Cientistas do Instituto de Ciências de Oak Crest, em Pasadena, nos EUA, desenvolveram um implante do tamanho de um fósforo que, tal como um implante contracetivo, liberta de forma controlada e sustentada fármacos, neste caso, antirretrovirais durante 40 dias, sem apresentar quaisquer efeitos adversos em modelo animal. 
 
Um dos principais problemas dos tratamentos atuais da sida tem a ver com a adesão dos pacientes à terapêutica.

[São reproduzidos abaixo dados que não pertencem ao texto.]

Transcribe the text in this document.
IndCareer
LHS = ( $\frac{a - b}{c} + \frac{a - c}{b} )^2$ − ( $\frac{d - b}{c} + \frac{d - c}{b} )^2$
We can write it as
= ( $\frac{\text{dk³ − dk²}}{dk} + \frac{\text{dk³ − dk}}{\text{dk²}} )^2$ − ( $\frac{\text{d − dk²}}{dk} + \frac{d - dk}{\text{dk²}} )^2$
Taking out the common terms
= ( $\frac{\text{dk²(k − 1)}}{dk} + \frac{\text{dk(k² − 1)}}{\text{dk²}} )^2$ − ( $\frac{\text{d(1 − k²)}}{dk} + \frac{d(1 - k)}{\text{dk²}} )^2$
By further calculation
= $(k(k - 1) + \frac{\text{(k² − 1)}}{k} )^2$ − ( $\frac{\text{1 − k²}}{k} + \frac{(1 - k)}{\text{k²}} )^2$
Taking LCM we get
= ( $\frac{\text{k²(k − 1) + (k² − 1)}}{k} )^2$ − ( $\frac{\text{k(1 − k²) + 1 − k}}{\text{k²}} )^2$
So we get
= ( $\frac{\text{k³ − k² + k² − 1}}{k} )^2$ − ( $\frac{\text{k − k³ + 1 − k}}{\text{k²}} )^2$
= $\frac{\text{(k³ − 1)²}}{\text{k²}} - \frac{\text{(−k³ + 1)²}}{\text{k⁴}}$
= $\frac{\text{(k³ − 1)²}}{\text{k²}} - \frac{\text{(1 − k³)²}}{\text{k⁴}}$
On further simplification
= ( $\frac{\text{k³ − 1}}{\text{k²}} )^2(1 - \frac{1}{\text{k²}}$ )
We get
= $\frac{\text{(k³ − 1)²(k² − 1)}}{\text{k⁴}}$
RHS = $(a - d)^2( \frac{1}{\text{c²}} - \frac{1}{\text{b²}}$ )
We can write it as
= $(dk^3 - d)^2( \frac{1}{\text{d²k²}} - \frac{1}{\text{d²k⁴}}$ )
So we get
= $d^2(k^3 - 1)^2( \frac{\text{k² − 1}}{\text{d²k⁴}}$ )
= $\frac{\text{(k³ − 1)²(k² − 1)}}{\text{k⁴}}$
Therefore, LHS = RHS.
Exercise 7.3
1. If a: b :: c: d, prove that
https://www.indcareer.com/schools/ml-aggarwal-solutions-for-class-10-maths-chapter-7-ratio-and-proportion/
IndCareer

Nem sempre os pacientes seguem as indicações relativas à toma da medicação, o que dá origem a resultados díspares em termos de eficácia dos tratamentos. 
 
“Foi isso que desencadeou o nosso interesse na possível utilização de um implante intradérmico para a prevenção do VIH”, refere Marc Braun, presidente e fundador do Instituto de Ciências de Oak Crest.
 
A administração diária de antirretrovirais orais ou tópicos em indivíduos seronegativos em populações com elevado risco de contração da doença é uma estratégia bastante promissora de prevenção da do VIH/Sida. Contudo, também neste caso, a adesão ao regime medicamentoso revela-se um problema.
 
“Este novo dispositivo vai revolucionar a forma como tratamos e prevenimos o VIH/Sida, uma vez que liberta potentes fármacos que impedem a ação do vírus e elimina um dos principais obstáculos à prevenção da sida – a adesão a um regime medicamentoso”, acrescenta Braun.
 
De acordo com o responsável pela entidade que conduziu a investigação, o implante agora desenvolvido é em tudo semelhante aos implantes utilizados para contraceção desde a década de 90 do século passado. Trata-se de um tubo de 40 mm de comprimento que é colocado por baixo da pele e liberta fármacos. Neste caso, o dispositivo liberta o potente pró-fármaco tenofovir alafenamida, que é cerca de dez vezes mais potente do que o tenofovir disoproxil fumarato, que é utilizado para prevenir a transmissão de VIH por via sexual, quando usado profilaticamente.
 
“Estamos muito satisfeitos com os resultados dos estudos preliminares e encontramo-nos a trabalhar afincadamente para desenvolver um implante intradérmico para a prevenção do VIH que se mantenha ativo durante 12 meses completos”, adiantou Braun.
 
ALERT Life Sciences Computing, S.A.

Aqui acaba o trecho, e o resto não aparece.